On remarquera que la peinture aussi peut être métaphysique : Magritte en est un exemple. Un tableau comme « La reproduction interdite » pose de manière énigmatique la question de la conscience de soi. Cependant, comme le fait remarquer Hegel, « la pensée comme appartenant essentiellement au monde intérieur de la conscience ne trouve dans ces formes extérieures qu’une existence qui leur est plus ou moins étrangère. » (Hegel, op.cit.) Ce qui distingue fondamentalement la poésie de la peinture et de la musique, c’est que « la manifestation sensible disparaît et la pensée poétique se dépouille de toute forme matérielle. » (ibid.) Et pour cette raison que la poésie « offre un caractère d’universalité qui ne se rencontre dans aucun des autres arts. » Il est nécessaire de déterminer la différence entre la poésie et la prose.

Le véritable objet de la poésie, ce n’est pas le soleil, les montagnes, les vois, les paysages ou la forme humaine dans son côté matériel, le sang, les nerfs, les muscles, etc., mais bien les intérêts de l’esprit. (op. cit.)

Mais la poésie est un art du langage et « l’expression artistique façonnée devient d’une plus haute valeur que la simple expression ».

Cependant comme le matériau même de la poésie est l’imagination, elle ne peut atteindre la précision et la pureté du concept. En ce sens, Vico a raison de dire que le poète sublime, c’est-à-dire celui dont la sensibilité est exacerbée au plus haut point ne peut être un métaphysicien sublime. La pensée prosaïque est nécessaire pour montrer l’en­chaî­nement rationnel des causes et des effets. Il ne s’agit bien sûr pas de n’importe quelle pensée prosaïque mais d’une pensée qui elle aussi doit façonner le langage, créer son propre langage, mais d’une tout autre manière que la poésie.

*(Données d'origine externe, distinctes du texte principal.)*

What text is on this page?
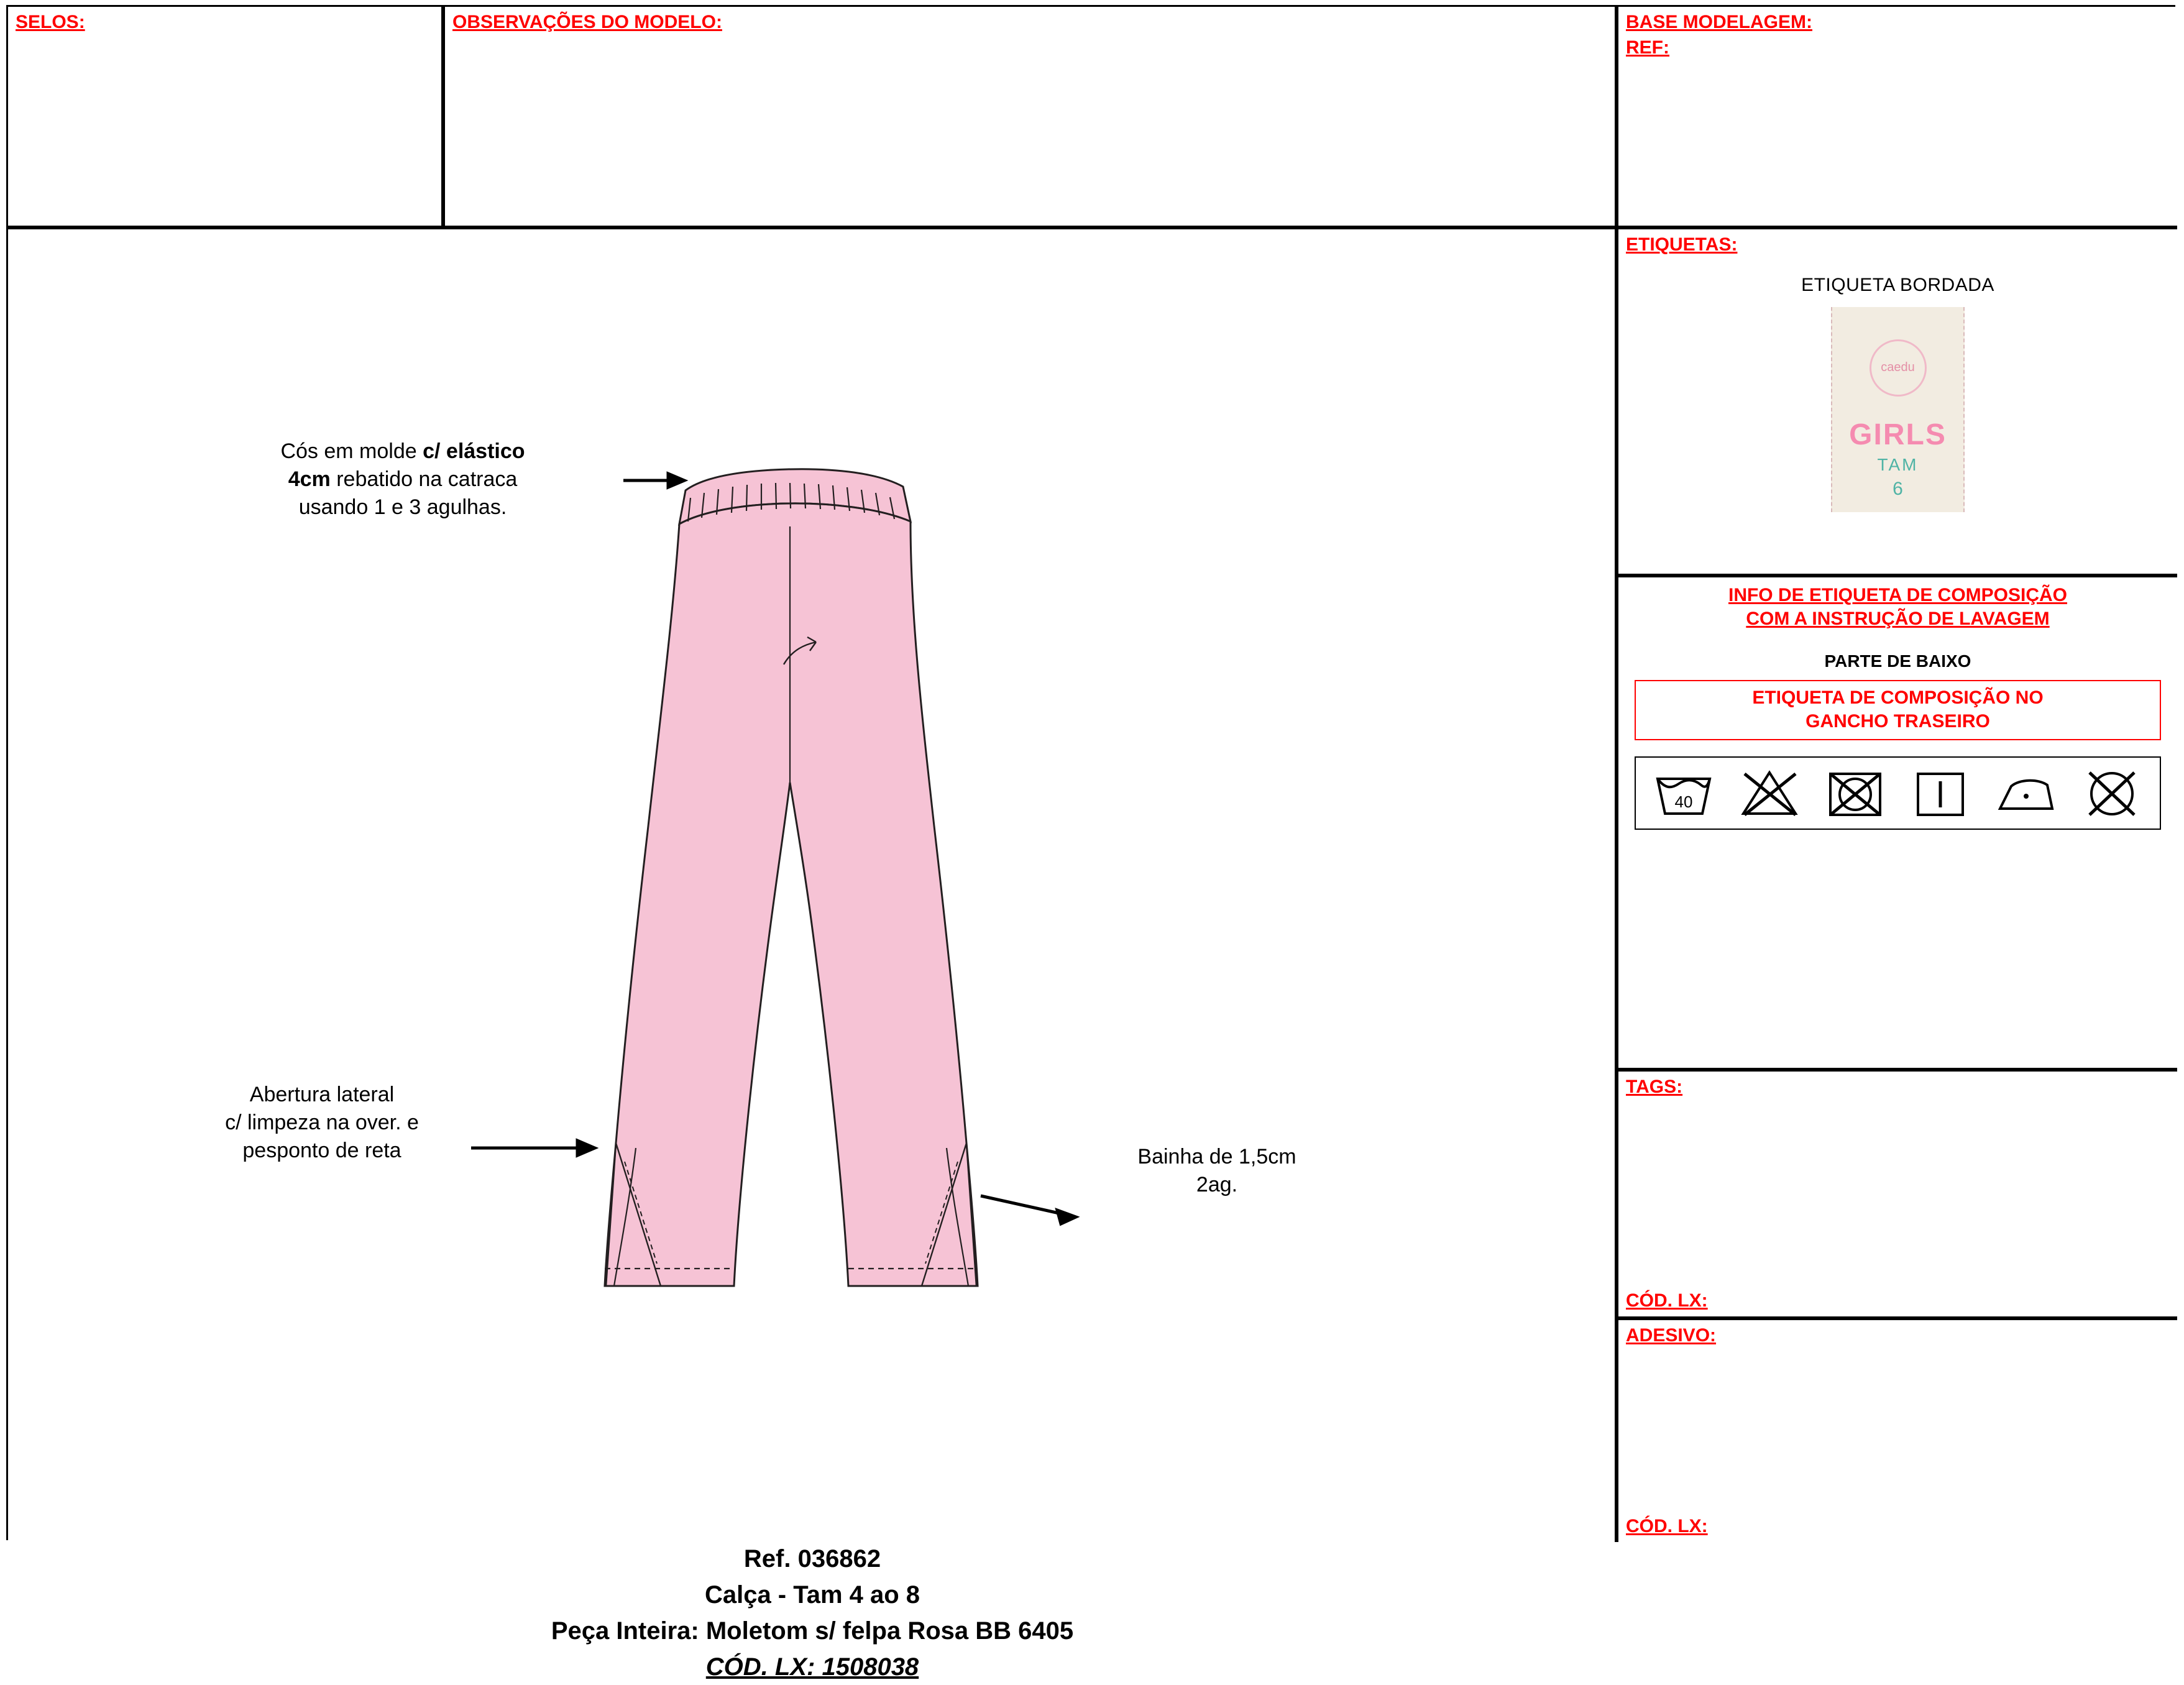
SELOS:	OBSERVAÇÕES DO MODELO:	BASE MODELAGEM:
REF:
Cós em molde c/ elástico
4cm rebatido na catraca
usando 1 e 3 agulhas.
Abertura lateral
c/ limpeza na over. e
pesponto de reta	Bainha de 1,5cm
2ag.
Ref. 036862
Calça - Tam 4 ao 8
Peça Inteira: Moletom s/ felpa Rosa BB 6405
CÓD. LX: 1508038
ETIQUETAS:
ETIQUETA BORDADA
caedu
GIRLS
TAM
6
INFO DE ETIQUETA DE COMPOSIÇÃO
COM A INSTRUÇÃO DE LAVAGEM
PARTE DE BAIXO
ETIQUETA DE COMPOSIÇÃO NO
GANCHO TRASEIRO
40
TAGS:
CÓD. LX:
ADESIVO:
CÓD. LX:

Prenons Les fleurs du mal, de chef-d’œuvre de Charles Baudelaire. La question centrale est y bien celle du mal comme question métaphysique. L’avertissement au lecteur définit la source du mal :

Mais parmi les chacals, les panthères, les lices,
Les singes, les scorpions, les vautours, les serpents,
Les monstres glapissants, hurlants, grognants, rampants,
Dans la ménagerie infâme de nos vices,

Il en est un plus laid, plus méchant, plus immonde !
Quoiqu’il ne pousse ni grands gestes ni grands cris,
Il ferait volontiers de la terre un débris
Et dans un bâillement avalerait le monde ;

C’est l’Ennui ! — L’œil chargé d’un pleur involontaire,
Il rêve d’échafauds en fumant son houka.
Tu le connais, lecteur, ce monstre délicat,
— Hypocrite lecteur, — mon semblable, — mon frère !

  Baudelaire est une sorte de Pascal saisi par la débauche et nous donne à sentir ce que les Pensées sur la misère de l’homme veulent nous faire penser. Mais du sublime baudelairien, on ne peut guère tirer une . La Métaphysique des Mœurs de Kant ne se peut exprimer que par les moyens de la prose philosophique, sèche et abstraite.

On fera remarquer que la philosophie peut aussi être poétique. Le Poème deParménide, œuvre à partir de et contre laquelle Platon construit sa propre philosophie se présente comme un poème. Mais qu’on ne s’y trompe pas : il y a une partie proprement poétique, par exemple ceci :

Les cavales qui m’emportent au gré de mes désirs,
se sont élancées sur la route fameuse
de la Divinité, qui conduit partout l’homme instruit ;
c’est la route que je suis, c’est là que les cavales exercées
entraînent le char qui me porte.

Guides de mon voyage, les vierges, filles du Soleil, ont laissé
les demeures de la nuit
et, dans la lumière, écartent les voiles qui couvraient leurs fronts.
Dans les moyeux, l’essieu chauffe et jette son cri strident
sous le double effort des roues qui tournoient
de chaque côté, cédant à l’élan de la course impétueuse.

Mais les thèses philosophiques ne sont plus proprement poétiques :

La Déesse me reçoit avec bienveillance prend de sa main
ma main droite et m’adresse ces paroles:
« Enfant, qu’accompagnent d’immortelles conductrices,
que tes cavales out amené dans ma demeure,
sois le bienvenu; ce n’est pas une mauvaise destinée qui t’a conduit
sur cette route éloignée du sentier des hommes;
c’est la loi et la justice. Il faut que tu apprennes toutes choses,
et le cœur fidèle de la vérité qui s’impose,
et les opinions humaines qui sont en dehors de le vraie certitude.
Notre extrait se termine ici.